Turley offered this further analysis of a suit based on “false light”:
“This would certainly seem to be a case of intentional or reckless act. It could also be claimed to be highly offensive to a reasonable person. However, the editor can claim that the tape was meant to show not just the racially loaded comments of a speaker but the reaction of the audience to that portion of the speech. Moreover, Sherrod is still admitting to pretty disturbing racial views in her earlier view of white farmers from the 1980s or 1990s.
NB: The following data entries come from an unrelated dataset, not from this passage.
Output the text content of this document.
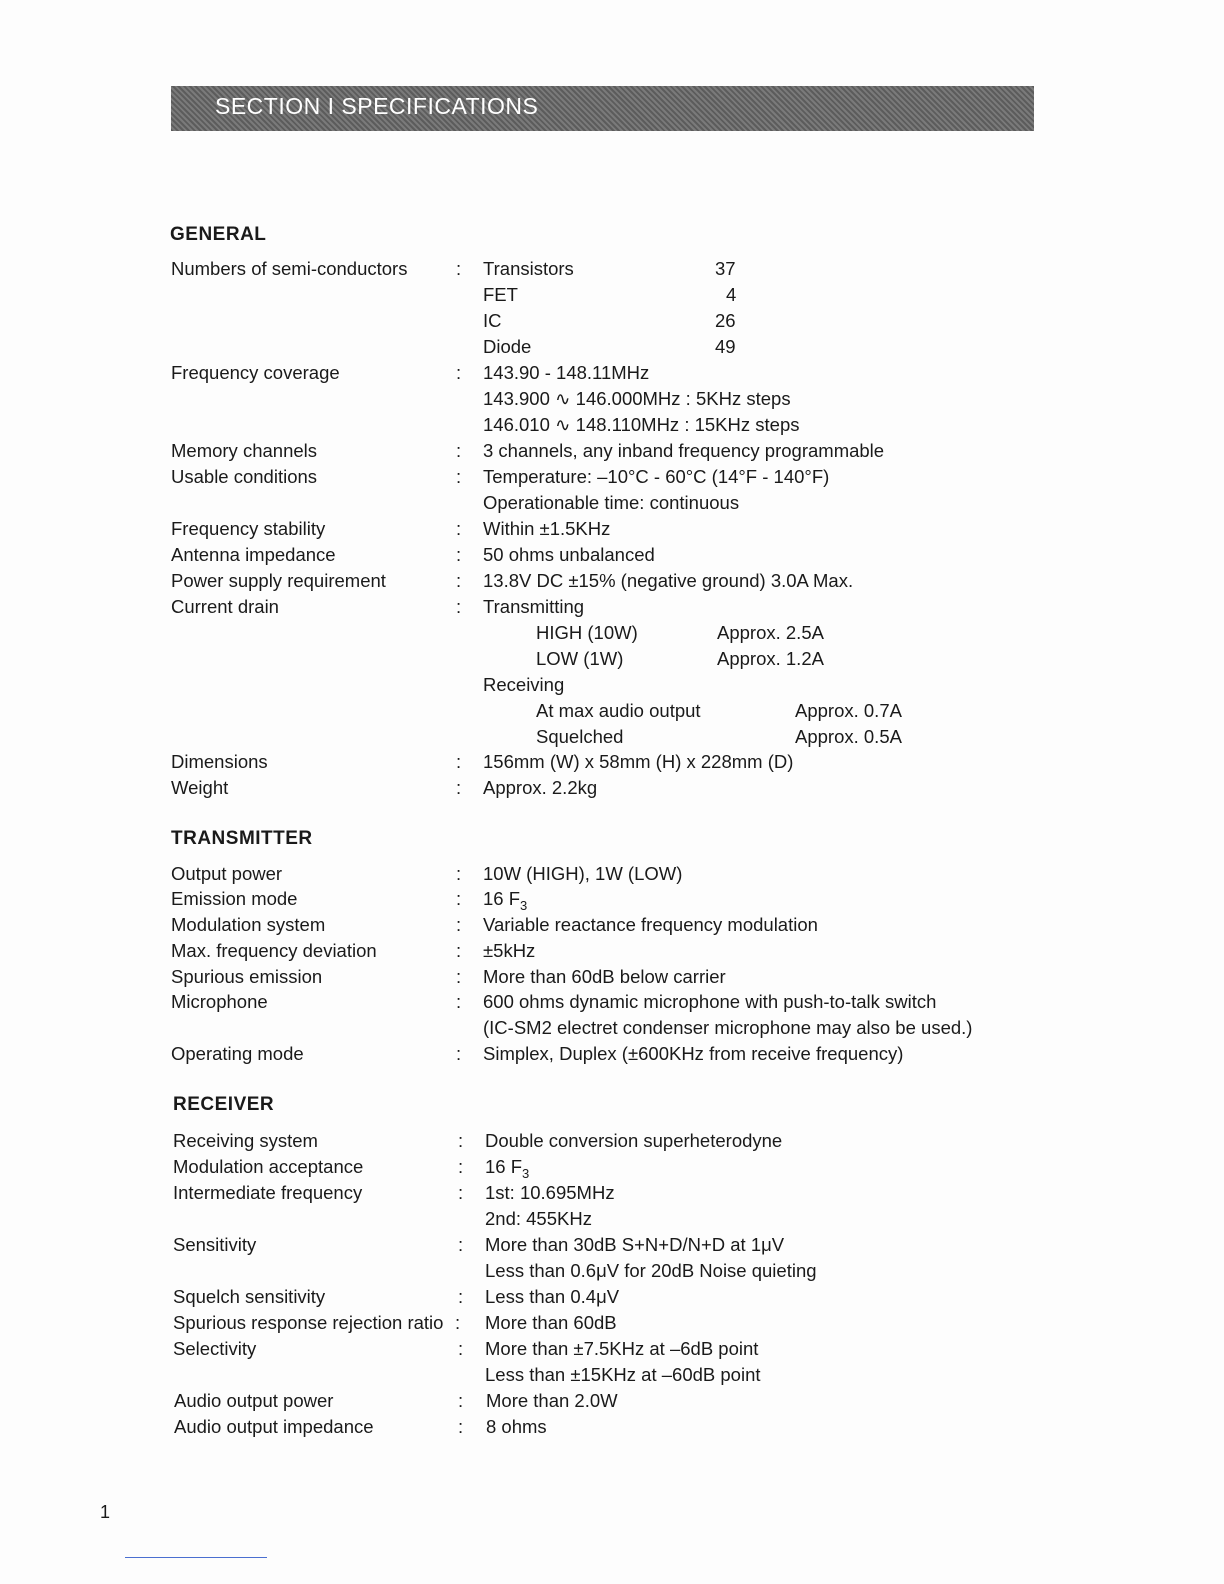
SECTION I SPECIFICATIONS
GENERAL
Numbers of semi-conductors	: Transistors	37
FET	4
IC	26
Diode	49
Frequency coverage	: 143.90 - 148.11MHz
143.900 ∿ 146.000MHz : 5KHz steps
146.010 ∿ 148.110MHz : 15KHz steps
Memory channels	: 3 channels, any inband frequency programmable
Usable conditions	: Temperature: –10°C - 60°C (14°F - 140°F)
Operationable time: continuous
Frequency stability	: Within ±1.5KHz
Antenna impedance	: 50 ohms unbalanced
Power supply requirement	: 13.8V DC ±15% (negative ground) 3.0A Max.
Current drain	: Transmitting
HIGH (10W)	Approx. 2.5A
LOW (1W)	Approx. 1.2A
Receiving
At max audio output	Approx. 0.7A
Squelched	Approx. 0.5A
Dimensions	: 156mm (W) x 58mm (H) x 228mm (D)
Weight	: Approx. 2.2kg
TRANSMITTER
Output power	: 10W (HIGH), 1W (LOW)
Emission mode	: 16 $F_3$
Modulation system	: Variable reactance frequency modulation
Max. frequency deviation	: ±5kHz
Spurious emission	: More than 60dB below carrier
Microphone	: 600 ohms dynamic microphone with push-to-talk switch
(IC-SM2 electret condenser microphone may also be used.)
Operating mode	: Simplex, Duplex (±600KHz from receive frequency)
RECEIVER
Receiving system	: Double conversion superheterodyne
Modulation acceptance	: 16 $F_3$
Intermediate frequency	: 1st: 10.695MHz
2nd: 455KHz
Sensitivity	: More than 30dB S+N+D/N+D at 1μV
Less than 0.6μV for 20dB Noise quieting
Squelch sensitivity	: Less than 0.4μV
Spurious response rejection ratio : More than 60dB
Selectivity	: More than ±7.5KHz at –6dB point
Less than ±15KHz at –60dB point
Audio output power	: More than 2.0W
Audio output impedance	: 8 ohms
1
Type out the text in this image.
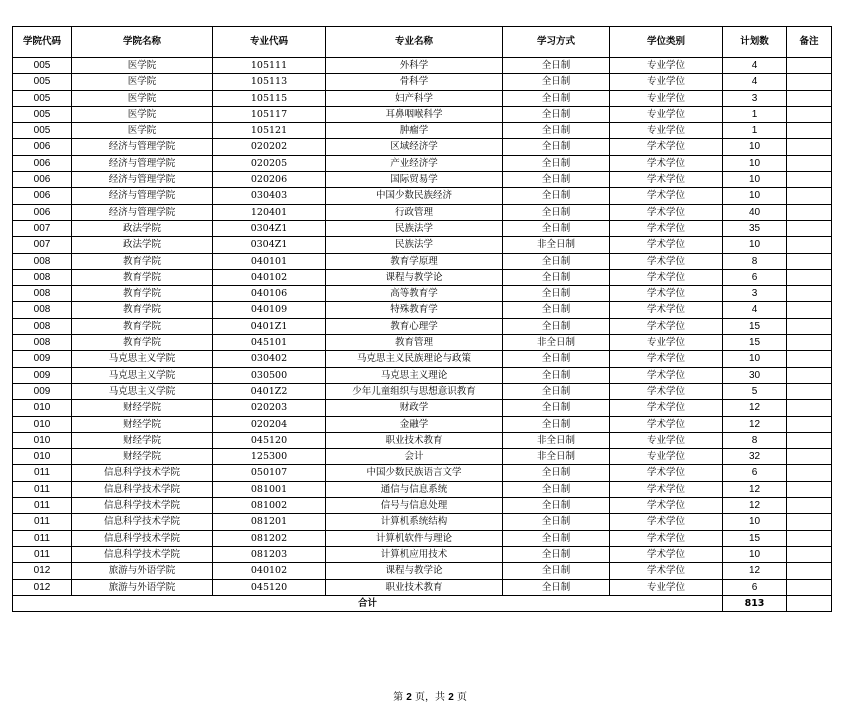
学院代码	学院名称	专业代码	专业名称	学习方式	学位类别	计划数	备注
005	医学院	105111	外科学	全日制	专业学位	4	
005	医学院	105113	骨科学	全日制	专业学位	4	
005	医学院	105115	妇产科学	全日制	专业学位	3	
005	医学院	105117	耳鼻咽喉科学	全日制	专业学位	1	
005	医学院	105121	肿瘤学	全日制	专业学位	1	
006	经济与管理学院	020202	区域经济学	全日制	学术学位	10	
006	经济与管理学院	020205	产业经济学	全日制	学术学位	10	
006	经济与管理学院	020206	国际贸易学	全日制	学术学位	10	
006	经济与管理学院	030403	中国少数民族经济	全日制	学术学位	10	
006	经济与管理学院	120401	行政管理	全日制	学术学位	40	
007	政法学院	0304Z1	民族法学	全日制	学术学位	35	
007	政法学院	0304Z1	民族法学	非全日制	学术学位	10	
008	教育学院	040101	教育学原理	全日制	学术学位	8	
008	教育学院	040102	课程与教学论	全日制	学术学位	6	
008	教育学院	040106	高等教育学	全日制	学术学位	3	
008	教育学院	040109	特殊教育学	全日制	学术学位	4	
008	教育学院	0401Z1	教育心理学	全日制	学术学位	15	
008	教育学院	045101	教育管理	非全日制	专业学位	15	
009	马克思主义学院	030402	马克思主义民族理论与政策	全日制	学术学位	10	
009	马克思主义学院	030500	马克思主义理论	全日制	学术学位	30	
009	马克思主义学院	0401Z2	少年儿童组织与思想意识教育	全日制	学术学位	5	
010	财经学院	020203	财政学	全日制	学术学位	12	
010	财经学院	020204	金融学	全日制	学术学位	12	
010	财经学院	045120	职业技术教育	非全日制	专业学位	8	
010	财经学院	125300	会计	非全日制	专业学位	32	
011	信息科学技术学院	050107	中国少数民族语言文学	全日制	学术学位	6	
011	信息科学技术学院	081001	通信与信息系统	全日制	学术学位	12	
011	信息科学技术学院	081002	信号与信息处理	全日制	学术学位	12	
011	信息科学技术学院	081201	计算机系统结构	全日制	学术学位	10	
011	信息科学技术学院	081202	计算机软件与理论	全日制	学术学位	15	
011	信息科学技术学院	081203	计算机应用技术	全日制	学术学位	10	
012	旅游与外语学院	040102	课程与教学论	全日制	学术学位	12	
012	旅游与外语学院	045120	职业技术教育	全日制	专业学位	6	
合计						813	
第 2 页，共 2 页
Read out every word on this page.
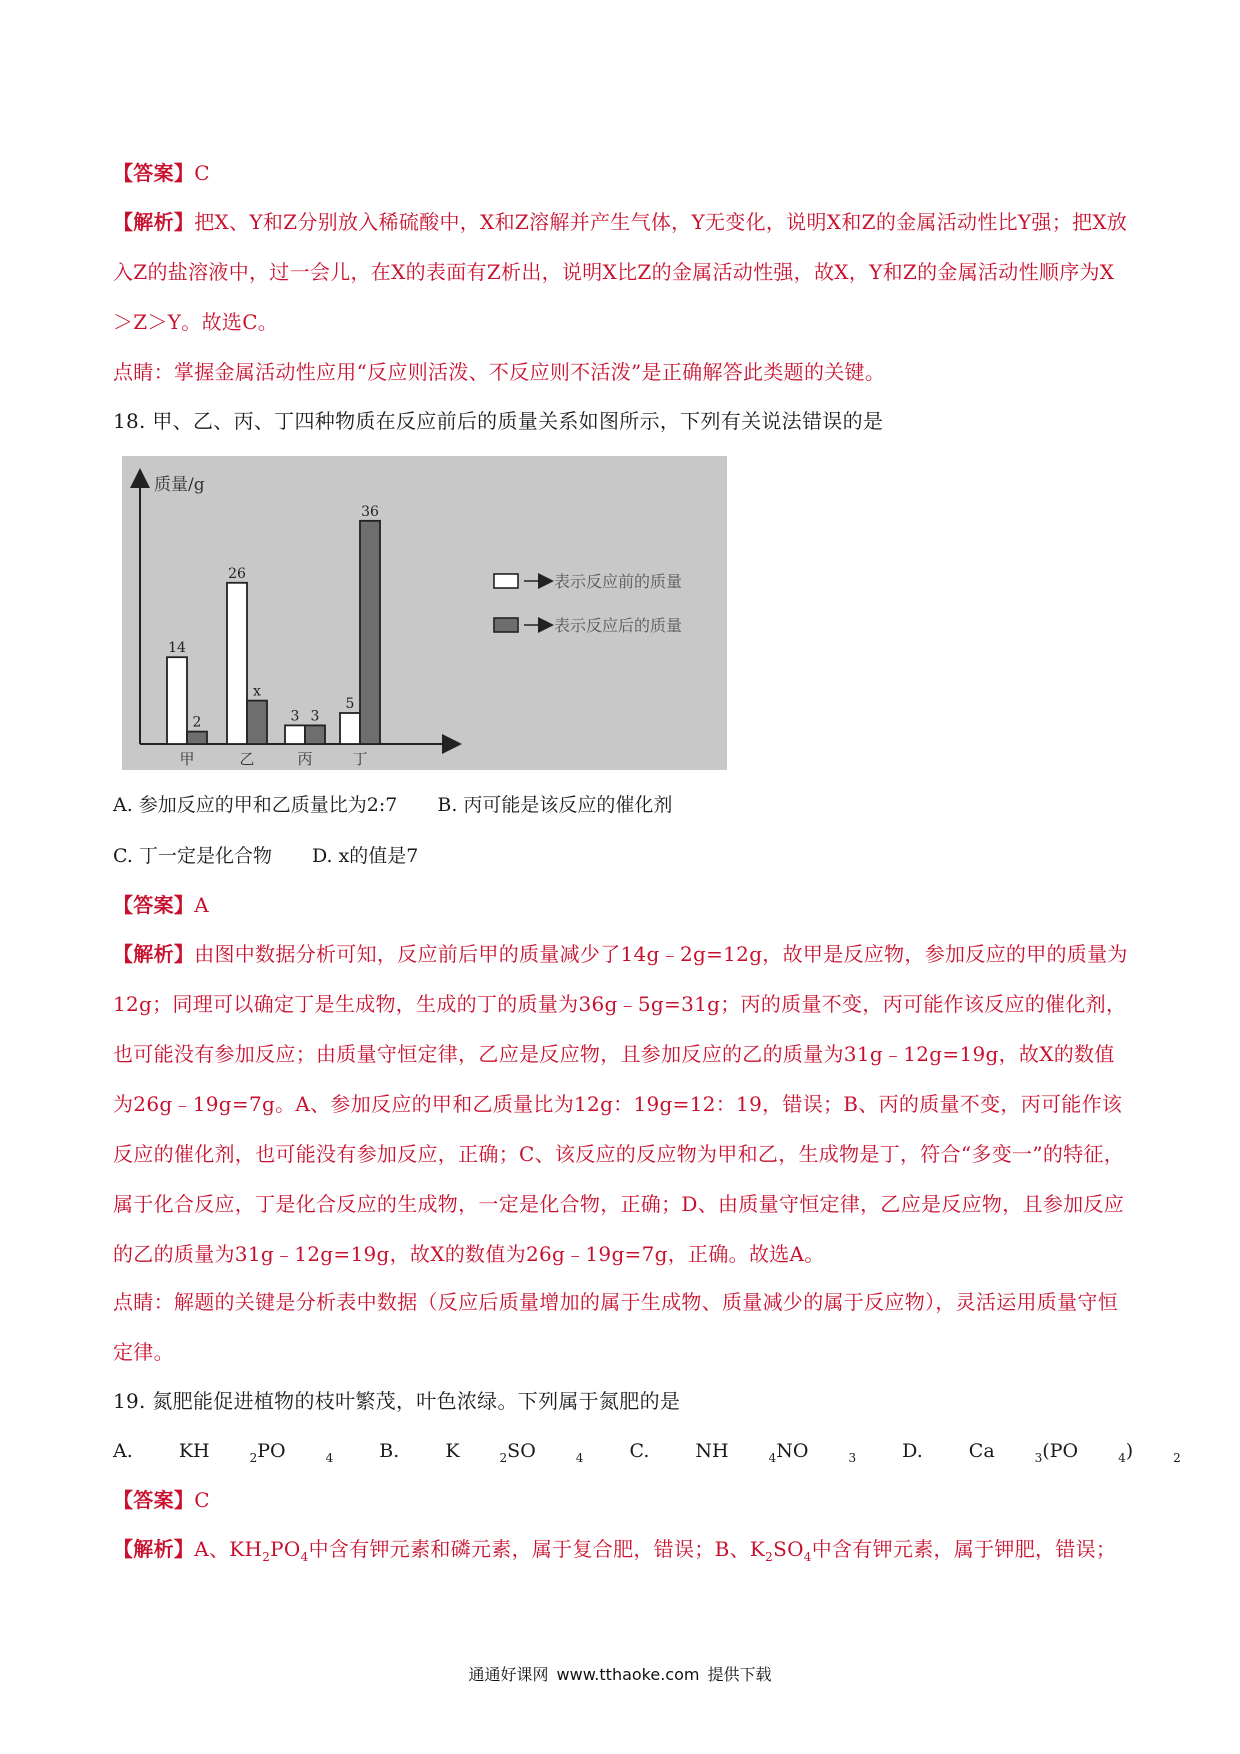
【答案】C
【解析】把X、Y和Z分别放入稀硫酸中，X和Z溶解并产生气体，Y无变化，说明X和Z的金属活动性比Y强；把X放入Z的盐溶液中，过一会儿，在X的表面有Z析出，说明X比Z的金属活动性强，故X，Y和Z的金属活动性顺序为X＞Z＞Y。故选C。
点睛：掌握金属活动性应用“反应则活泼、不反应则不活泼”是正确解答此类题的关键。
18. 甲、乙、丙、丁四种物质在反应前后的质量关系如图所示，下列有关说法错误的是
质量/g
14
2
甲
26
x
乙
3 3
丙
5
36
丁
表示反应前的质量
表示反应后的质量
A. 参加反应的甲和乙质量比为2:7 B. 丙可能是该反应的催化剂
C. 丁一定是化合物 D. x的值是7
【答案】A
【解析】由图中数据分析可知，反应前后甲的质量减少了14g﹣2g=12g，故甲是反应物，参加反应的甲的质量为12g；同理可以确定丁是生成物，生成的丁的质量为36g﹣5g=31g；丙的质量不变，丙可能作该反应的催化剂，也可能没有参加反应；由质量守恒定律，乙应是反应物，且参加反应的乙的质量为31g﹣12g=19g，故X的数值为26g﹣19g=7g。A、参加反应的甲和乙质量比为12g：19g=12：19，错误；B、丙的质量不变，丙可能作该反应的催化剂，也可能没有参加反应，正确；C、该反应的反应物为甲和乙，生成物是丁，符合“多变一”的特征，属于化合反应，丁是化合反应的生成物，一定是化合物，正确；D、由质量守恒定律，乙应是反应物，且参加反应的乙的质量为31g﹣12g=19g，故X的数值为26g﹣19g=7g，正确。故选A。
点睛：解题的关键是分析表中数据（反应后质量增加的属于生成物、质量减少的属于反应物），灵活运用质量守恒定律。
19. 氮肥能促进植物的枝叶繁茂，叶色浓绿。下列属于氮肥的是
A. KH	$_2$PO	$_4$ B. K	$_2$SO	$_4$ C. NH	$_4$NO	$_3$ D. Ca	$_3$(PO	$_4$)	$_2$
【答案】C
【解析】A、$KH_2PO_4$中含有钾元素和磷元素，属于复合肥，错误；B、$K_2SO_4$中含有钾元素，属于钾肥，错误；
通通好课网 www.tthaoke.com 提供下载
That is not an entirely complete defense, however, because it still does not explain why the editor would cut out the point of the story.”
He also noted that as a public official or public figure Sherrod could be held to a different standard, which could make it more difficult for her to succeed in a “false light” suit.
Breitbart claimed that he posted the edited video to prove his assertion that the NAACP has racist elements. He took issue with the NAACP demand that the Tea Party renounce bigoted elements. Breitbart subsequently amended his blog post, calling the action an “expression of regret.”
Turley points out that in just bringing the case, legal discovery efforts could expose emails and other communications that shed light on Breitbart’s motives and agenda.
John Dean, the former Nixon legal eagle, responded to Turley’s analysis, noting that First Amendment standards protecting freedom of speech and the press require “extremely high levels of proof and evidence before anyone making a public statement will be held accountable for it.” There must clear evidence that Breitbart knew that he was promoting false and malicious information about Sherrod.
Dean also points out that from a financial damages perspective, Sherrod has not lost her job and has been vindicated via a mass of media attention, apologies from the President on down and a job offer. Dean wrote:
With only nominal damages at issue now, no attorney is going to take on this case on a contingency basis; even if a jury (or judge) were to award punitive damages to punish Breitbart, it does not appear he has very deep pockets, and libel-law-related verdicts are often dramatically reduced on appeal. In short, filing the action would not be financially rewarding, and it certainly would be (as with all lawsuits) very expensive, easily costing over a million dollars.
On the other hand, there might be some highly skilled lawyers and partisan contributors willing to fund the case.
The sage Dean, who was embroiled more than 40 years ago in the Watergate scandal, advised Sherrod to serve as her own counsel and take “ delight in going after a jackass like Breitbart, not to mention Fox News, to expose what they are doing.”